See the call for papers below for a closed session proposed by 3S members Jason Chilvers and Helen Pallett for the forthcoming 4S/EASST conference in Barcelona.
4S/EASST Conference Session, Barcelona, August 31 – September 3, 2016
Ecologies of participation: Thinking systemically about science and technology by other means
Organised by Jason Chilvers and Helen Pallett (3S Research Group, University of East Anglia, UK)
Recent developments in STS mean that ‘participation’ has become a productive term for thinking about science and technology by other means. This has not always been the case of course. Traditionally STS has often entertained relatively fixed conceptions of participation where the subjects and normativities of participation have been largely pre-given and assumed (for example, the prevalent frame of participation as public deliberation). Over the past decade students of participation in STS have begun to break down these ‘democratic givens’ to understand how democratic practices are themselves co-produced, relational and emergent. Forms of participation in science and democracy are being viewed as socio-material experiments and innovations in themselves, thus opening up the analytical frame to symmetrically consider diversities of participation, their construction, circulation, controversies and effects across cultures. This moves beyond discursive and deliberative public participation with science by usual means, to encompass distributed participatory collectives which perform science by other means in hybrid spaces of technology domestication, social innovation, grassroots innovation, uninvited participation, co-design, makerspaces, activism, citizen science, and so on.

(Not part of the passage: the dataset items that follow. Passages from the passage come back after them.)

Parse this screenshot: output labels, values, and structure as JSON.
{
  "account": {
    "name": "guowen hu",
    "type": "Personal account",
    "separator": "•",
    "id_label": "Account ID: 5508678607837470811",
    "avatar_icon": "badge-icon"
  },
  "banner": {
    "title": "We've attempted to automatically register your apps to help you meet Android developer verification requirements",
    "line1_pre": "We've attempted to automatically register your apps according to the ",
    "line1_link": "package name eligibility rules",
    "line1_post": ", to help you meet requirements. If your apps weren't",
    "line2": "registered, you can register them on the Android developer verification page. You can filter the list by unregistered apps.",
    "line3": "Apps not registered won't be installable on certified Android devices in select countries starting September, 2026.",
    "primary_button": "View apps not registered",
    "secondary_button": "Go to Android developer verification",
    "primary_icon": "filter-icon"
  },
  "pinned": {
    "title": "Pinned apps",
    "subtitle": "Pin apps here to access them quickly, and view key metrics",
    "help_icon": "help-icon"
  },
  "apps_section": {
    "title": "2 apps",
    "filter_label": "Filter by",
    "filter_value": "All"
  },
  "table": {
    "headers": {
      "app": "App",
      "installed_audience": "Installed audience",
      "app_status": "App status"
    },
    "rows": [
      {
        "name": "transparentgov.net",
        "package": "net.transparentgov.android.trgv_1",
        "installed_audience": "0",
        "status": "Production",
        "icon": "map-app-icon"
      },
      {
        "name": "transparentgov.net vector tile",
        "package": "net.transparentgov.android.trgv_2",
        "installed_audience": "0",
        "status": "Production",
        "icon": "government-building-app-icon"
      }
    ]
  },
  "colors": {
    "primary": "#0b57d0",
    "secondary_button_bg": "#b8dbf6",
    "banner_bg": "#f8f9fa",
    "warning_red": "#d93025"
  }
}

While meanings of participation have opened up in STS, most studies still remain centred on situated case studies, which masks important interrelations between cases and views them as somehow separate from systems of science and democracy. Against this backdrop, this session moves beyond a focus on discrete collectives to consider interconnected ‘ecologies of a participation’ and democratic innovations as part of wider systems (Chilvers and Kearnes, 2016). This brings different theoretical traditions in STS, political theory and cognate disciplines into direct conversation. For example, recent work in political theory on deliberative systems emphasises ‘deliberative ecologies’ (Parkinson and Mansbridge, 2012) or ‘ecologies of institutions’ (Brown, 2009) for representing publics in science and democracy. Work on socio-technical system transitions offers well developed systemic perspectives – whether co-evolutionary understandings of system change (Geels, 2010) or emerging work on ‘systems of practice’ (Watson, 2012) – but tends to underplay questions of democracy and inclusion. Co-productionist work in STS varies between more object-oriented readings of diverse participatory collectives entangled within wider issue spaces (Marres, 2012) or more constitutional understandings of how science and participation are interwoven within political cultures (Jasanoff, 2011).
This session provides an opportunity to explore what is at stake in these emerging understandings of ‘systems of participation’, not least when it comes to competing assumptions of science, democracy, society and their relations. We invite theoretical, empirical and/or methodological papers working from any of these (and other) perspectives that seek to develop systemic and ecological perspectives on participation in science and technology. Papers might consider:
- how specific participatory collectives are co-produced;
- how innovations and technologies of participation become standardized and circulate across space and time; and
- how they make up wider systems or spaces – whether that be framed in terms of deliberative systems, issue spaces, socio-technical systems, constitutions, and so on.
We welcome papers addressing such questions from a range of domains and issue areas, including: energy, climate change, sustainability transitions, biotechnology, health, and social innovation.
Please send your abstracts to Jason[.]Chilvers[at]uea.ac.uk and H[.]Pallett[at]uea.ac.uk by 5pm on Friday 19th February. We are also happy to discuss paper ideas with prospective presenters prior to the submission of your abstract.
References
Brown, M.B. 2009. Science in Democracy: Expertise, Institutions and Representation. Cambridge, Massachusetts: MIT Press.
Chilvers, J. & Kearnes, M. (eds.) 2016. Remaking Participation: Science, Environment and Emergent Publics. Abingdon: Routledge.
Geels, F.W. 2010. Ontologies, socio-technical transitions (to sustainability), and the multi-level perspective, Research Policy, 39: 495-510.
Jasanoff, S., 2011. Constitutional Moments in Governing Science and Technology. Science and Engineering Ethics, 17(4): 621–38.
Marres, N., 2012. Material Participation: Technology, the Environment and Everyday Publics, Basingstoke: Palgrave Macmillan.
Parkinson, J. & Mansbridge, J. (eds.) 2012. Deliberative systems: Deliberative Democracy at the large scale, Cambridge: Cambridge University Press.
Watson, M. 2012. How theories of practice can inform transition to a decarbonised transport system. Journal of Transport Geography, 24: 488-496.